Solved – Comparing and visualising highly skewed distributions

data visualizationhistogramskewness

The data I'm working with are highly skewed, with the vast majority of data concentrated at 0. It seems really hard to highlight the differences between these kind of distributions:

gamma1 <- rgamma(10000, shape=0.05, rate=1)
gamma2 <- rgamma(10000, shape=0.055, rate=0.98)
gamma3 <- rgamma(10000, shape=0.06, rate=0.95)

c(mean(gamma1), mean(gamma2), mean(gamma3))

[1] 0.04845668 0.05253655 0.05797983

ks.test(gamma1, gamma2)

 Two-sample Kolmogorov-Smirnov test

  data:  gamma1 and gamma2  
  D = 0.0433, p-value = 1.44e-08  
  alternative hypothesis: two-sided

ks.test(gamma2, gamma3)

 Two-sample Kolmogorov-Smirnov test

 data:  gamma2 and gamma3  
 D = 0.0456, p-value = 1.864e-09  
 alternative hypothesis: two-sided  

ks.test(gamma1, gamma3)

Two-sample Kolmogorov-Smirnov test

 data:  gamma1 and gamma3  
 D = 0.0798, p-value < 2.2e-16  
 alternative hypothesis: two-sided

As most of the data is at 0, histograms are not very helpful for seeing the differences between the distributions (not to mention the fact there doesn't seem to be a convenient way to plot a histogram with multiple distributions in R, see https://github.com/hadley/ggplot2/issues/1081):

Histograms

Violin plots seem to misrepresent the shape of the distributions (they look a lot more normal-like than they really are) and since the means are very low, the boxes are almost invisible:

Violin plots

Since these plot aren't really showing anything useful, I was wondering if there is a better way to visualise skewed distributions?

Best Answer

Note that your gamma data are not at zero, they are near zero, so you can work with logarithms. If your actual data do contain zeros and you only used skewed gammas to create an example here, you could shift your data by a small $\epsilon$ to make them positive and then take logs.

set.seed(1)
gamma1 <- rgamma(10000, shape=0.05, rate=1)
gamma2 <- rgamma(10000, shape=0.055, rate=0.98)
gamma3 <- rgamma(10000, shape=0.06, rate=0.95)
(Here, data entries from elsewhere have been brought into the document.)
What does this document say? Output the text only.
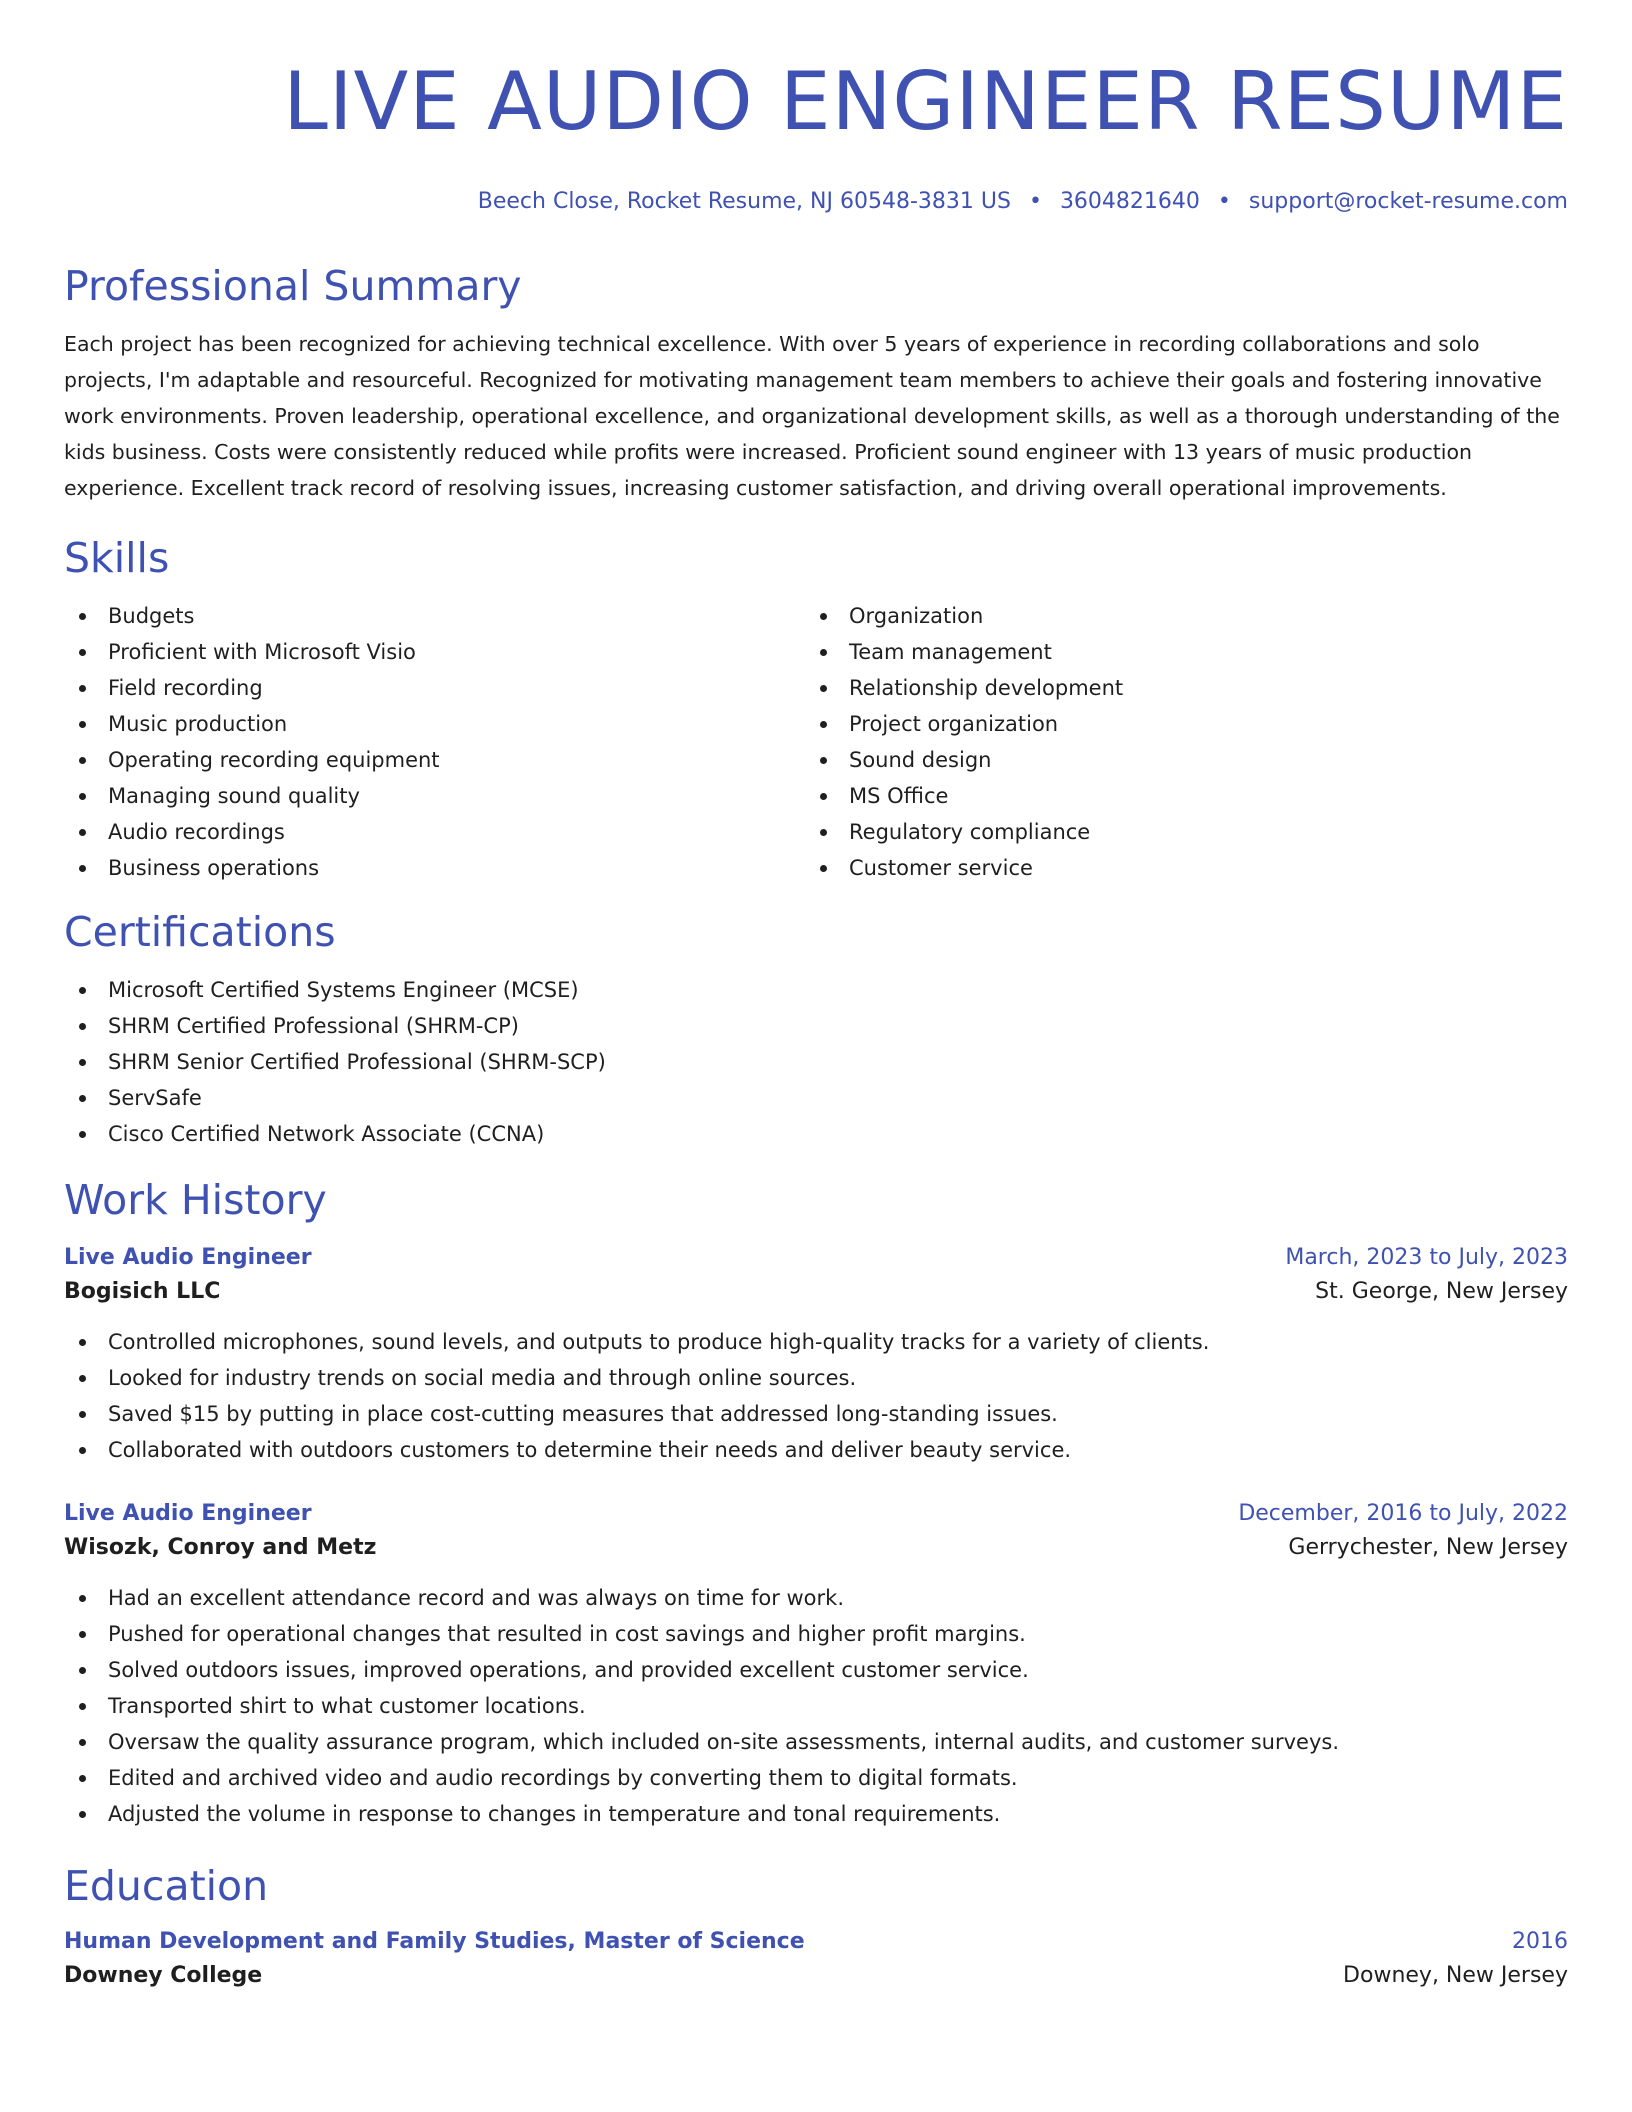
LIVE AUDIO ENGINEER RESUME
Beech Close, Rocket Resume, NJ 60548-3831 US • 3604821640 • support@rocket-resume.com
Professional Summary

Each project has been recognized for achieving technical excellence. With over 5 years of experience in recording collaborations and solo projects, I'm adaptable and resourceful. Recognized for motivating management team members to achieve their goals and fostering innovative work environments. Proven leadership, operational excellence, and organizational development skills, as well as a thorough understanding of the kids business. Costs were consistently reduced while profits were increased. Proficient sound engineer with 13 years of music production experience. Excellent track record of resolving issues, increasing customer satisfaction, and driving overall operational improvements.

Skills
Budgets
Proficient with Microsoft Visio
Field recording
Music production
Operating recording equipment
Managing sound quality
Audio recordings
Business operations
Organization
Team management
Relationship development
Project organization
Sound design
MS Office
Regulatory compliance
Customer service
Certifications
Microsoft Certified Systems Engineer (MCSE)
SHRM Certified Professional (SHRM-CP)
SHRM Senior Certified Professional (SHRM-SCP)
ServSafe
Cisco Certified Network Associate (CCNA)
Work History
Live Audio Engineer	March, 2023 to July, 2023
Bogisich LLC	St. George, New Jersey
Controlled microphones, sound levels, and outputs to produce high-quality tracks for a variety of clients.
Looked for industry trends on social media and through online sources.
Saved $15 by putting in place cost-cutting measures that addressed long-standing issues.
Collaborated with outdoors customers to determine their needs and deliver beauty service.
Live Audio Engineer	December, 2016 to July, 2022
Wisozk, Conroy and Metz	Gerrychester, New Jersey
Had an excellent attendance record and was always on time for work.
Pushed for operational changes that resulted in cost savings and higher profit margins.
Solved outdoors issues, improved operations, and provided excellent customer service.
Transported shirt to what customer locations.
Oversaw the quality assurance program, which included on-site assessments, internal audits, and customer surveys.
Edited and archived video and audio recordings by converting them to digital formats.
Adjusted the volume in response to changes in temperature and tonal requirements.
Education
Human Development and Family Studies, Master of Science	2016
Downey College	Downey, New Jersey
I see two possibilities. You could use beanplots with logged data, aligning them via the ylim argument.

library(beanplot)
opar <- par(mfrow=c(1,3))
    beanplot(gamma1,what=c(1,1,0,0),log="y",ylim=range(c(gamma1,gamma2,gamma3)),col="grey")
    beanplot(gamma2,what=c(1,1,0,0),log="y",ylim=range(c(gamma1,gamma2,gamma3)),col="grey")
    beanplot(gamma3,what=c(1,1,0,0),log="y",ylim=range(c(gamma1,gamma2,gamma3)),col="grey")
par(opar)

beanplot

Or, if you really want to compare your three distributions, you could do pairwise qq plots on log scales:

pairs(cbind(sort(gamma1),sort(gamma2),sort(gamma3)),log="xy",
  panel=function(x,y,...){points(x,y,pch=19,cex=0.2,...); abline(a=0,b=1)})

pairwise qq plots

The beanplot emphasizes the extreme skewness of all three datasets (note the logs), while the pairwise qq plots emphasize that the datasets are different, while losing the skewness.